Review Illuminates Mitochondrial Dysfunction, Reactive Oxygen Species, and Diabetes Mellitus as a Central Pathological Axis

Diabetes mellitus (DM) is a chronic metabolic disorder that profoundly disrupts cellular homeostasis, leading to severe complications, particularly cardiovascular (CV) disease, which is the leading cause of DM-associated mortality. A critical underlying mechanism is mitochondrial dysfunction (MD), characterized by structural and functional impairments. This MD, in turn, leads to the excessive generation of reactive oxygen species (ROS), which are central mediators of oxidative stress (OS). OS is a key driver of cardiac injury and the overall progression of DM and its devastating CV sequelae, highlighting a crucial gap in understanding and targeting these interconnected pathways.

This comprehensive review synthesizes recent literature to elucidate the intricate relationship between mitochondrial dysfunction, reactive oxygen species, and diabetes mellitus. The authors systematically summarize alterations in mitochondrial dynamics, including fusion, fission, and mitophagy, alongside mtDNA damage and impaired oxidative phosphorylation. They detail specific defects such as dysregulated mitochondrial membrane potential (ΔΨm), electron transport chain (ETC) abnormalities, mitochondrial uncoupling, and substrate overload. Additionally, the review discusses various hyperglycemia-activated pathways that contribute to disease progression.

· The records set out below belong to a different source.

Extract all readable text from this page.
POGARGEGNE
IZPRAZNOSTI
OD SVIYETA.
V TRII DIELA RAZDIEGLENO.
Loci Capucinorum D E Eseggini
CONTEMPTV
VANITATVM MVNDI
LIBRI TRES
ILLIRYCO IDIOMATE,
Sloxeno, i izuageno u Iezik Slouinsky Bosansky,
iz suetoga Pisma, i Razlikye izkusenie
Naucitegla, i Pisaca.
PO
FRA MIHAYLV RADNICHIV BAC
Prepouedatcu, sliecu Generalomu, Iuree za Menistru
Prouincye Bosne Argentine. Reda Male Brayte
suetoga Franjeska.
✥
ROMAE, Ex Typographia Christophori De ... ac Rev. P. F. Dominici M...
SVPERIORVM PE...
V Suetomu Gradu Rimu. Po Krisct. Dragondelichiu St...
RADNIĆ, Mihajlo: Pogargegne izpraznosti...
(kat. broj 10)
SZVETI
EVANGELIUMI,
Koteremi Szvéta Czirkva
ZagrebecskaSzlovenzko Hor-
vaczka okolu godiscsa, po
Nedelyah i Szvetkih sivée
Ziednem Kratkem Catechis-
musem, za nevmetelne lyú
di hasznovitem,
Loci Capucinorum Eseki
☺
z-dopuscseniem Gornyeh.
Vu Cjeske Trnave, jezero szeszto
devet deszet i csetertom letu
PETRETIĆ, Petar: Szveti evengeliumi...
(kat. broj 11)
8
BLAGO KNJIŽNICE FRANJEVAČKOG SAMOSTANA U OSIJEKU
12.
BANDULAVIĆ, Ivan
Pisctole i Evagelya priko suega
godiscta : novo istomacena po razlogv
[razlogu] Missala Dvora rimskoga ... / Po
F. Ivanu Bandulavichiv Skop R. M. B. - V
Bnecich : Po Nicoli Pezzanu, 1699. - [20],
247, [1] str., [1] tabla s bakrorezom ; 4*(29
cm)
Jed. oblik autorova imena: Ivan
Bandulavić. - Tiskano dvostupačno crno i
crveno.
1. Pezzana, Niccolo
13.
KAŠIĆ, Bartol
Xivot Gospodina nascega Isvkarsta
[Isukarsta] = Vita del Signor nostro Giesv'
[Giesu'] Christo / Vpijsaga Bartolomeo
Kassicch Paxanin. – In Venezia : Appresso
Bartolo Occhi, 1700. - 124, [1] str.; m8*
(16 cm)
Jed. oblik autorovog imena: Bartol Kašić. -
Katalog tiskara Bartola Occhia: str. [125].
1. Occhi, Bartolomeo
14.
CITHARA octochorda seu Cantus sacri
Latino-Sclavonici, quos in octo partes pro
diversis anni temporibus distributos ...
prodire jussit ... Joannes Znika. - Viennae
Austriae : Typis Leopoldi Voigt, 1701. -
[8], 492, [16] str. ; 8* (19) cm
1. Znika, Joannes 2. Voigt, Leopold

The review comprehensively outlines how mitochondrial dysfunction drives diabetes pathology through multiple mechanisms. It highlights significant alterations in mitochondrial dynamics, including impaired fusion, fission, and mitophagy, alongside widespread mtDNA damage. Impaired oxidative phosphorylation is characterized by dysregulated mitochondrial membrane potential (ΔΨm), defects in the electron transport chain (ETC), uncoupling, and substrate overload. These mitochondrial impairments lead to excessive ROS production, fueling oxidative stress. > Hyperglycemia activates several detrimental pathways, including polyol flux, advanced glycation end-product (AGE)-RAGE interactions, protein kinase C (PKC)/nicotinamide adenine dinucleotide phosphate (NADPH) oxidase activation, and poly(ADP-ribose) polymerase 1 (PARP-1)-mediated glyceraldehyde-3-phosphate dehydrogenase (GAPDH) inhibition. These pathways collectively contribute to inflammation, endothelial dysfunction, β-cell failure, insulin resistance, and both microvascular and macrovascular injury in DM. Diagnostic strategies discussed include mtDNA analysis, bioenergetic assays, metabolomics, proteomics, and imaging techniques like PET, MRI, and NIRS.